Violinkonzert op. 53, Violinsonate op. 57, Sonatine op. 100

Jack Liebeck, Katya Apekisheva, Royal Scottish National Orchestra, Garry Walker

Sony Classical 88697 49963-2
(75 Min., 1/2005 u. 12/2006) 1 CD

Dvořáks frühes Violinkonzert ist ein Stück, das sich nicht von selbst spielt: Trotz prägnanter Themen und einiger pfiffiger formaler Einfälle ermüden Wiederholungen, auch die Materialdurchführung lässt Wünsche offen. Man muss einiges investieren, damit es was hermacht.
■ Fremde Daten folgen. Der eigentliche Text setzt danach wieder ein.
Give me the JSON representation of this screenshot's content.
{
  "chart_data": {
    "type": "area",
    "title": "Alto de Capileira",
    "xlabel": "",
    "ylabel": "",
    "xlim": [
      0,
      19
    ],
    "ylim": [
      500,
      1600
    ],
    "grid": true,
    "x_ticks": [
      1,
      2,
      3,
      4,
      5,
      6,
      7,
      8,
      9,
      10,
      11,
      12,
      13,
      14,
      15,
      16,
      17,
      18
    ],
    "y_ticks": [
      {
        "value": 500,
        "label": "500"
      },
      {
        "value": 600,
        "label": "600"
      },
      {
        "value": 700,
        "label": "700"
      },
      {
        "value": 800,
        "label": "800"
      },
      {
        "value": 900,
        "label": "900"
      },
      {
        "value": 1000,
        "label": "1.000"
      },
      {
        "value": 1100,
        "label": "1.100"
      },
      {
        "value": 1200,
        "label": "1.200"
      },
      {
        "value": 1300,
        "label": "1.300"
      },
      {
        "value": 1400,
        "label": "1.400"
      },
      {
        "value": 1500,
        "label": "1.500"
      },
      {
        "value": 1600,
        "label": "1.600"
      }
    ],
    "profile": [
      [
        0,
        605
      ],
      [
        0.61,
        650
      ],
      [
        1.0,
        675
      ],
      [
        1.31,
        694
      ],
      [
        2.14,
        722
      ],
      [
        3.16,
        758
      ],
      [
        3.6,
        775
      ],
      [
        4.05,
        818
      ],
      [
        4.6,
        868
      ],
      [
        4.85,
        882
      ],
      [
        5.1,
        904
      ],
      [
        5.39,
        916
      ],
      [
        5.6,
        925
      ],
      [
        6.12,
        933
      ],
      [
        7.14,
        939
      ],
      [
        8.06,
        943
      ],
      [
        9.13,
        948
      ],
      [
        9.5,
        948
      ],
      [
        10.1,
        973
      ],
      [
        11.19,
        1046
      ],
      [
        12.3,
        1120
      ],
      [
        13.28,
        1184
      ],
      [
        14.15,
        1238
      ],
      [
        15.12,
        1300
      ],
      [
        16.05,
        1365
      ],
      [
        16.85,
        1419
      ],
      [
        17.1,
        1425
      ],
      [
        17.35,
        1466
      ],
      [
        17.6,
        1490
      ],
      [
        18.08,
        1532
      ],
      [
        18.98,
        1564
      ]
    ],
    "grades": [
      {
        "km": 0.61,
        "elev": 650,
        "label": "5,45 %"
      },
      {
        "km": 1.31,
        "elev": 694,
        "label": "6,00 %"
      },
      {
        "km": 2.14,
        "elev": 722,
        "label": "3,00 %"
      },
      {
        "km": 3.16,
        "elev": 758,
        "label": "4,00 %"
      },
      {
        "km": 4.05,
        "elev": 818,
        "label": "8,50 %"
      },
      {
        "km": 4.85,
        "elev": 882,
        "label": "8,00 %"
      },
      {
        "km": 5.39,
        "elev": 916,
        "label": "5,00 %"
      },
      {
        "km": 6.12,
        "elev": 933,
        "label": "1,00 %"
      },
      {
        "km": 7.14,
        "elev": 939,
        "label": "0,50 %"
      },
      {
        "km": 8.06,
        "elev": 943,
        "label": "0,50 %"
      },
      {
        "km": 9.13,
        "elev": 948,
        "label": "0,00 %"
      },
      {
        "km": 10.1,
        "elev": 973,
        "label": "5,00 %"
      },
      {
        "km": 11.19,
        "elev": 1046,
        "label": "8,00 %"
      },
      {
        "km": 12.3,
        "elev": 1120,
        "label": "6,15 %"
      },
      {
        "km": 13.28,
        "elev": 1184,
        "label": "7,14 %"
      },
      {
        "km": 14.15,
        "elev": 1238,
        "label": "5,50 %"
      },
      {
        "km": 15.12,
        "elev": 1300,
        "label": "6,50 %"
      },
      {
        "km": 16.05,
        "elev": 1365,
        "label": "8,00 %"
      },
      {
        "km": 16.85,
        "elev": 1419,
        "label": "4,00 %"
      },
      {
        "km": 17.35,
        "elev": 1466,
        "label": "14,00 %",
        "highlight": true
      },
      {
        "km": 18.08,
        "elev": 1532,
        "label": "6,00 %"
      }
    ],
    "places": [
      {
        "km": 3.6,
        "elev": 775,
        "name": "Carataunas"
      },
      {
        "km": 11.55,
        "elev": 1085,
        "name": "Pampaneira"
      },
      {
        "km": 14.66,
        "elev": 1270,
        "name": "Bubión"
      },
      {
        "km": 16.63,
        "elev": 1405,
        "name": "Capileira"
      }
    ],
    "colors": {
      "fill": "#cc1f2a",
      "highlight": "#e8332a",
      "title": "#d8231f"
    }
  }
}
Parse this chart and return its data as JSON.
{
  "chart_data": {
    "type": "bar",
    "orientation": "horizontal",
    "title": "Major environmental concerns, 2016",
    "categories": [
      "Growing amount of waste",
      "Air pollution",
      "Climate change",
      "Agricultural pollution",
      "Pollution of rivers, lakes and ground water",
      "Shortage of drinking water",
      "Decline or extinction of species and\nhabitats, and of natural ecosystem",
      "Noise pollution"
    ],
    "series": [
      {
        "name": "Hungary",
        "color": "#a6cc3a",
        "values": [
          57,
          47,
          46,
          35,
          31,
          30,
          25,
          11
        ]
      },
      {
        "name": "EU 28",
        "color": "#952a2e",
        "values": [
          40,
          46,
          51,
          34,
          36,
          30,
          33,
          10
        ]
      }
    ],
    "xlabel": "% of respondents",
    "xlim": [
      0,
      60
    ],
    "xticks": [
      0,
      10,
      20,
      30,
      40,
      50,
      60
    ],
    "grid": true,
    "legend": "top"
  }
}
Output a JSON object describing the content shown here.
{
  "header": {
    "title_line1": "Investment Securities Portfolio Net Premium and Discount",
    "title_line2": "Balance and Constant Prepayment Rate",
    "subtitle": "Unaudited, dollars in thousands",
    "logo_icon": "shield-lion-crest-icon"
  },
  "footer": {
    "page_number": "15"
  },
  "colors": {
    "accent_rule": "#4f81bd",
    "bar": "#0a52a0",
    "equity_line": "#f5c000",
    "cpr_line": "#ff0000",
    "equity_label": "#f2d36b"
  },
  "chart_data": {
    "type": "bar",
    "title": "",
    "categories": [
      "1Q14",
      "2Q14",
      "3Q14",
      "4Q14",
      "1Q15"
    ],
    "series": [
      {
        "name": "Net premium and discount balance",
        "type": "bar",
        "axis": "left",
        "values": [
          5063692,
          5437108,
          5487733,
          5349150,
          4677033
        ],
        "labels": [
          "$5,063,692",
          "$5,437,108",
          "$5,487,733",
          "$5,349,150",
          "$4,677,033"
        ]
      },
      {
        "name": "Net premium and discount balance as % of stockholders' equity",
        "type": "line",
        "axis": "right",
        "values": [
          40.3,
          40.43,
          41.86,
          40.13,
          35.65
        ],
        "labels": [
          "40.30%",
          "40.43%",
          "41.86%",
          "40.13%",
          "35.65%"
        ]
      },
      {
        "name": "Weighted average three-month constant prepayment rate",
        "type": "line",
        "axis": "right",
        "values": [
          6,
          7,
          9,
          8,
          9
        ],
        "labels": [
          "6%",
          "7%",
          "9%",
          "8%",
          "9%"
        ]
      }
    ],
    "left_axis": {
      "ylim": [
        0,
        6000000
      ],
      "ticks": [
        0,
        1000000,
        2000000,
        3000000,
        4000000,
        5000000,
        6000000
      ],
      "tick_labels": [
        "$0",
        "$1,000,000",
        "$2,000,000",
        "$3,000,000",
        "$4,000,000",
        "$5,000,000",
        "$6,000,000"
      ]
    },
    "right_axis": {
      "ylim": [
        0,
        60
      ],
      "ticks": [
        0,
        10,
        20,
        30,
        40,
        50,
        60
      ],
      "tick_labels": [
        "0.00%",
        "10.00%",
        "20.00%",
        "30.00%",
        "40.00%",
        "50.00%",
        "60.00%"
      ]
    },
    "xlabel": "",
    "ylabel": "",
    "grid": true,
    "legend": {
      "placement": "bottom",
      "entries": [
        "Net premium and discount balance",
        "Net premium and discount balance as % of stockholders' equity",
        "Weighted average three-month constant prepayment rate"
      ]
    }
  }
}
In so lascher Ausführung wie dieser macht es rein gar keinen Spaß. Nach beherztem Auftakt und durchgehenden Stärken vor allem in sehr hohen Lagen kann der junge britische Geiger Jack Liebeck dem Werk einfach keine Gestalt abringen. Wenn er je mehr im Sinne gehabt hat als einen bloß ordentlichen Durchgang, eine Leseprobe, so hat er sich diesen Ehrgeiz vermutlich von Garry Walker gleich wieder ausreden lassen. Der nämlich dirigiert die Partitur, als sähe er sie tatsächlich zum ersten Mal. Nur das Tempo ist einigermaßen sinnig gestaltet, die Dynamik dagegen im Ensemble kaum gestaffelt, sie dümpelt meist im pauschalen Mezzoforte vor sich hin. Leider wird die Sache nicht viel besser, als sich die Pianistin Katya Apekisheva an Liebecks Seite setzt: So eine unkonzentrierte Allerweltsinterpretation würde man vielleicht an einem regnerischen Sonntagsnachmittag in einem ziemlich kleinen Saal in einer ziemlich kleinen Stadt noch freundlich abnicken. Wer auf die Idee kam, daraus ohne Not eine CD zu machen, soll sich bitte beim Rezensenten melden.